The bonds paid off bond anticipation notes the town issued over three years, town officials said last week.
"Over the course of the last year, we've taken the course to convert most of our short-term debt into long-term bonds," Oyster Bay Comptroller Robert McEvoy said. This lets the town lock into low interest rates that could rise in the future.
It is the third bond issue by the town this year, after a $140.2 million bond sale in February and a $69.4 million refinancing in April. The latest bond issue was reported last week by several financial news services.
As of July 9, the town had $806.7 million in debt, including $565.4 million in bonds and $241.3 million of bond anticipation notes, which are short-term debt instruments typically paid off with long-term bonds. That figure does not include $41.5 million of bond anticipation notes sold after July 9.
Earlier this month, Standard & Poor's downgraded the town's debt from A-minus to BBB with a negative outlook. The rating agency cited the town's deteriorated liquidity, structurally imbalanced budget, weak fiscal management and years of deficits.

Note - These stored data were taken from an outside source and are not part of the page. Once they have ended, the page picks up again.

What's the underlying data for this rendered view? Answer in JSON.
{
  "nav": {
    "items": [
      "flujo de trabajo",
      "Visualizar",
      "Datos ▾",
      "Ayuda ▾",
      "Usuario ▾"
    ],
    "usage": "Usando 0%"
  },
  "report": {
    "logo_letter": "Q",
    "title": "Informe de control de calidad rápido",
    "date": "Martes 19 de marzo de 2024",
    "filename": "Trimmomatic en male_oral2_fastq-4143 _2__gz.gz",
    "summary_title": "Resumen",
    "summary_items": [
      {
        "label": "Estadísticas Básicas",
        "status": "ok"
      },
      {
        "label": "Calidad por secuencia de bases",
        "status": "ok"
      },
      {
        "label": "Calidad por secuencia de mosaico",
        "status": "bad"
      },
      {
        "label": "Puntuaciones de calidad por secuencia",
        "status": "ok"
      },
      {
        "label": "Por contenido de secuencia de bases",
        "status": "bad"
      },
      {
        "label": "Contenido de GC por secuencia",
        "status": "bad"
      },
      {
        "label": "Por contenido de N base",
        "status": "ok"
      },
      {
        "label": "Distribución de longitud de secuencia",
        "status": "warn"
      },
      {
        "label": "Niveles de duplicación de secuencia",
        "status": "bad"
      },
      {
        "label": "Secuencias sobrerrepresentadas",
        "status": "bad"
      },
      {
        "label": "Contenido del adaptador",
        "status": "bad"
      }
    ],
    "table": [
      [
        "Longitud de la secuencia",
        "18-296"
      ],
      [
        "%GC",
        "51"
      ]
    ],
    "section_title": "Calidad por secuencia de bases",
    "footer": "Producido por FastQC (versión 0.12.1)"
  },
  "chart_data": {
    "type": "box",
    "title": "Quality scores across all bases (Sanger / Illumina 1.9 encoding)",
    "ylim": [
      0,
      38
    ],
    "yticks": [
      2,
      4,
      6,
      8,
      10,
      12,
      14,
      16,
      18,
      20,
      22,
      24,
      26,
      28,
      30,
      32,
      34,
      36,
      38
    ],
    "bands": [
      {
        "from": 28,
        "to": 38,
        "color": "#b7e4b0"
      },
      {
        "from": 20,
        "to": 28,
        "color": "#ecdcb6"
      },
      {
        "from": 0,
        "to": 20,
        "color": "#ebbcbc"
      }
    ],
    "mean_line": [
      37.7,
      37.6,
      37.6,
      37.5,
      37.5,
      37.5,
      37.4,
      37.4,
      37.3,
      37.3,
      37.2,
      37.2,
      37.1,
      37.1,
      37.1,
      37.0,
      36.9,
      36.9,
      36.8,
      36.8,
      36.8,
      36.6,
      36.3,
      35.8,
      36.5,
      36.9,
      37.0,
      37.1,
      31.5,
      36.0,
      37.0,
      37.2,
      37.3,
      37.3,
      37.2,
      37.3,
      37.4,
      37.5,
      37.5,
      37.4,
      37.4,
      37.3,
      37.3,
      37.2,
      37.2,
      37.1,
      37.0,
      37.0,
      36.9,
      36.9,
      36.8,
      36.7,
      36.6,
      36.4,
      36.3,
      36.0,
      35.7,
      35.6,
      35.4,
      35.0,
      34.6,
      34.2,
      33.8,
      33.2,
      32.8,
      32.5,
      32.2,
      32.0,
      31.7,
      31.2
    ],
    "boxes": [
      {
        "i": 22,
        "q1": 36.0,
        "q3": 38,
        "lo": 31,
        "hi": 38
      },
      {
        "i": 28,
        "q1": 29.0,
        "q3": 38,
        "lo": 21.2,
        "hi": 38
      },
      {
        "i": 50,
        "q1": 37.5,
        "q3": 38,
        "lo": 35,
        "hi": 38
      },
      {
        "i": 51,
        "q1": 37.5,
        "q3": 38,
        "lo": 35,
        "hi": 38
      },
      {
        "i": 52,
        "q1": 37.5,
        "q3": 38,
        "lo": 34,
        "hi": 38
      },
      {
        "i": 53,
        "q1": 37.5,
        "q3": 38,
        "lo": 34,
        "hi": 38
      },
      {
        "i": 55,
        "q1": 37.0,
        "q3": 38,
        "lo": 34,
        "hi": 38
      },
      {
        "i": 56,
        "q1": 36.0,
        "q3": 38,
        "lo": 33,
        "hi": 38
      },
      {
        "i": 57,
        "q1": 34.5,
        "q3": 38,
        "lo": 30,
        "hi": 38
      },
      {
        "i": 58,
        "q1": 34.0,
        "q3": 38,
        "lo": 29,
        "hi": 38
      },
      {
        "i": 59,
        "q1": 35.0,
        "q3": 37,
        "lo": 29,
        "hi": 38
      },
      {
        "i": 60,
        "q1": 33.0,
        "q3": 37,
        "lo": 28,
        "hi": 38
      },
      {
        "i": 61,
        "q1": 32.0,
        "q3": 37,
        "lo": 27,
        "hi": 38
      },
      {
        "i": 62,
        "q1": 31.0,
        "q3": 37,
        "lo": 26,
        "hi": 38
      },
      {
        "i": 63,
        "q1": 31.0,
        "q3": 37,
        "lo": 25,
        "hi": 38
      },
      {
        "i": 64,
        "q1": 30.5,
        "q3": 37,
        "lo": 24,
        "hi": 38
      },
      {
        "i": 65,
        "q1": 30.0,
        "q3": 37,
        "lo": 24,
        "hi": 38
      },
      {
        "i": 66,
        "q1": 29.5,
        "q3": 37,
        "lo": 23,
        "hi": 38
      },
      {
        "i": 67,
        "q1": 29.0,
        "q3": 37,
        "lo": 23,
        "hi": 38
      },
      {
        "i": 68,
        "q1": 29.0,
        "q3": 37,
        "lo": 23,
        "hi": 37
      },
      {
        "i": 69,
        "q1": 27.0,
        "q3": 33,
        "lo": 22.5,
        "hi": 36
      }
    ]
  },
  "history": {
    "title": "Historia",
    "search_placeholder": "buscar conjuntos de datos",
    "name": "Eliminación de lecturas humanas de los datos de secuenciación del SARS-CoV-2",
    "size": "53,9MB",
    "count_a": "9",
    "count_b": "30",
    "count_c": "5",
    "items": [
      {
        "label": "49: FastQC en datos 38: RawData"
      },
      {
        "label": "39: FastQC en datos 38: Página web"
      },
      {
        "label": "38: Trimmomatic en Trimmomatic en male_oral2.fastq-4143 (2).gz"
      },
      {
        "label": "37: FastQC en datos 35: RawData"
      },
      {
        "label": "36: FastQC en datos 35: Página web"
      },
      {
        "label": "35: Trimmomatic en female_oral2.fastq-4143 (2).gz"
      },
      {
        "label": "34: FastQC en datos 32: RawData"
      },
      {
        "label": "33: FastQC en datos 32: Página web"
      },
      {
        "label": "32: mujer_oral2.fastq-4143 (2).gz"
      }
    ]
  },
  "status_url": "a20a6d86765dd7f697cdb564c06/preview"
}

The rating agency has repeatedly downgraded the town since 2011, when it had the highest possible rating of AAA, to its current level at two notches above junk bond status.
Town Supervisor John Venditto said the downgrade was not unexpected and that the town is in a "transitional period" since the financial crisis of 2008.
Downgrades generally increase the cost of borrowing. Though the town paid for bond insurance, pricing data from Thompson Reuters compared against the benchmark Municipal Market Data on Thursday showed that investors appeared to be demanding yields closer to that of uninsured debt. Bond insurers guarantee payment on bonds if the borrower defaults.
McEvoy said he was pleased with the interest rates the town received on the bonds.
As previously reported in Newsday, the town borrowed $30 million this month to make payroll.
The town disclosed Wednesday that because of a clerical error, on July 15 it failed to pay $472.50 due to bond holders but has since made the payment.